We can’t stand by and stand silent when this happens. We must without equivocation denounce antisemitism. We must also without equivocation denounce Islamophobia.
And to all you hurting, those of you who are hurting, I want you to know I see you. You belong. And I want to say this to you: You’re all America. You’re all America.
Biden drew a quick parallel between Russian atrocities in Bucha, Ukraine and Hamas butchery in Israel. He spent much of his brief address reminding Americans, members of Congress, and NATO allies that their interests and security are bound up with Ukraine’s as well as with non-NATO Israel’s.
American leadership is what holds the world together. American alliances are what keep us, America, safe. American values are what make us a partner that other nations want to work with. To put all that at risk if we walk away from Ukraine, if we turn our backs on Israel, it’s just not worth it.
America cannot walk away, Biden insisted. “We are the essential nation.”
Biden’s unflagging faith in the American idea is perhaps out of step with the times, like George Bailey’s struggle to provide a better life for the good people of Bedford Falls. Red-hatted Donald Trump fans want to see America made “great again,” but “again” feels less like Bedford Falls than Pottersville. Trump, after all, began his dubious business career as a slumlord. Trump is Potter.
Amanda Marcotte writes:
… President Joe Biden and the now criminally indicted leading Republican presidential candidate Donald Trump have demonstrated very different models of leadership. The stark differences between the two leaders are another example of how America’s democracy crisis is not “just” a political problem: It is a moral and cultural sickness that is far greater than any one political leader, political party, or political movement.
[…]
In a time not too long ago, America’s mainstream political leaders, on both sides of the partisan divide, followed an informal rule that politics and partisanship stopped at the ocean. In the Age of Trump and ascendant neofascism, that rule has been jettisoned by the right wing because getting political power at any cost with the goal of ending America’s multiracial pluralistic democracy is more important than standing in unity in a time of crisis.

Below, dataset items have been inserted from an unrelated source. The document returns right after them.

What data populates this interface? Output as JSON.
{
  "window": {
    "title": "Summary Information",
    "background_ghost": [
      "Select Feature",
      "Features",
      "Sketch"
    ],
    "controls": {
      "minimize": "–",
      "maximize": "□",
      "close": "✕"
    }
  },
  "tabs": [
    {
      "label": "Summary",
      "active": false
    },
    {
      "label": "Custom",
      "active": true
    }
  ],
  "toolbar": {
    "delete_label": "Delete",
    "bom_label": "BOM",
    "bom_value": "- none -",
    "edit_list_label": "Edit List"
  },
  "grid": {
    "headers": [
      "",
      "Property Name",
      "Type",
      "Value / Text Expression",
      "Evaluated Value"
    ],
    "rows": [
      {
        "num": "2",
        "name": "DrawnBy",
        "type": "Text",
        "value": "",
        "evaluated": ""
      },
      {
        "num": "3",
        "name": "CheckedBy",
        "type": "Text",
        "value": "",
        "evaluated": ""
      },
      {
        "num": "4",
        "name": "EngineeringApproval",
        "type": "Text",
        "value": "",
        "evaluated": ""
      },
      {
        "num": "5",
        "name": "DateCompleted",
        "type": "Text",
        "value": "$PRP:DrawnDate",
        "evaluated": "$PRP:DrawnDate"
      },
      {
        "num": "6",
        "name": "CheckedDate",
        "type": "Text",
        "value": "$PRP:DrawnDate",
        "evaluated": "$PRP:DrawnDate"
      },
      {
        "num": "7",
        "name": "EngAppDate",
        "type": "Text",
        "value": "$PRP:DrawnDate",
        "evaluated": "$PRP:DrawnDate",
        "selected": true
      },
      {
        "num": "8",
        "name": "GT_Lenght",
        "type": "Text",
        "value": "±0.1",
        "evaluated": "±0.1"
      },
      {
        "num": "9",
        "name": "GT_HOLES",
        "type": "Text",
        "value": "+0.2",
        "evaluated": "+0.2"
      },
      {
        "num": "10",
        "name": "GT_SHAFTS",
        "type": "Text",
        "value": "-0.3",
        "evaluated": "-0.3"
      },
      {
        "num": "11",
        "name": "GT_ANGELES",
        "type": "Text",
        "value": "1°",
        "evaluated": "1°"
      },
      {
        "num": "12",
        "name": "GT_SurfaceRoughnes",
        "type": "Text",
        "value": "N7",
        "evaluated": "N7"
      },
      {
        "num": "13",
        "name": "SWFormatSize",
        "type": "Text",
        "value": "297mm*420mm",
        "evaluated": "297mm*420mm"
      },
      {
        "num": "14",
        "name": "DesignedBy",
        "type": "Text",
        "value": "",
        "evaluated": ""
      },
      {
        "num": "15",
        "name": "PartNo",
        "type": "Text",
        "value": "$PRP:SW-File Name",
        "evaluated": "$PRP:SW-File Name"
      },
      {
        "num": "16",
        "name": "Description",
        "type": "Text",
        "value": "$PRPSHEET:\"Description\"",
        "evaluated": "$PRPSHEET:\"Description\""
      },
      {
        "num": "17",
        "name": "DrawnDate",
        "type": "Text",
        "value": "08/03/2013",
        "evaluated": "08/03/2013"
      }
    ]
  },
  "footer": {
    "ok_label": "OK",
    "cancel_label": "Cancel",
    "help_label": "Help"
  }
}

David Rothkopf told Salon Biden and Trump simply are not comparable:
Joe Biden is a good man, a dedicated and effective public servant who’s trying to do a good job, who believes in our institutions, who believes in our values, who believes in alliances, who believes people are fundamentally good, and who is the kind of person Donald Trump thinks is a sucker. Donald Trump is a bad man; he is all about himself. He doesn’t care. He has no moral code whatsoever. He doesn’t believe in the rule of law. He doesn’t believe in the Constitution. He doesn’t believe in American values.
Marcotte cites several recent polls investigating Americans’ ostensible values. Trump supporters view the twice-divorced, alleged tax cheat with a history of cheating on his wife, a man facing 91 felony charges including for fomenting a violent insurrection, as more moral than evangelical former Vice President Mike Pence.
Racism, white racial resentment, hostile sexism, and other forms of prejudice and hatred in the form of social dominance behavior and authoritarianism have also played a powerful role in why Republicans and other “conservatives” have embraced the moral corruption of Trumpism and American neofascism. This is channeled through a yearning for a return to “the good old days” and “traditional values” and “Making America Great Again”.
[…]
With their embrace of Trumpism, American neofascism, and hostility to real democracy more broadly, have the MAGA people and other members of the right-wing just forgotten basic standards of human decency, morality, and good leadership? Or have they instead actively chosen Donald Trump and what he represents knowing how destructive and evil such forces are because the power is intoxicating and a way to get what they want in an America they feel increasingly hostile to and alienated from – even if that means ending democracy?
I’m pretty sure both are rhetorical questions and not mutually exclusive.
In the Looking Glass World of Trumpism, morality and American values spelled out in the Declaration are filligree on a pig. There are no American flags big enough to conceal the contempt MAGAstan holds for the Norman Rockwell vision of America Joe Biden holds dear if “created equal” and “and justice for all” stand proudly at its heart.
America is indeed at an inflection point in history. But American foreign policy is only one facet.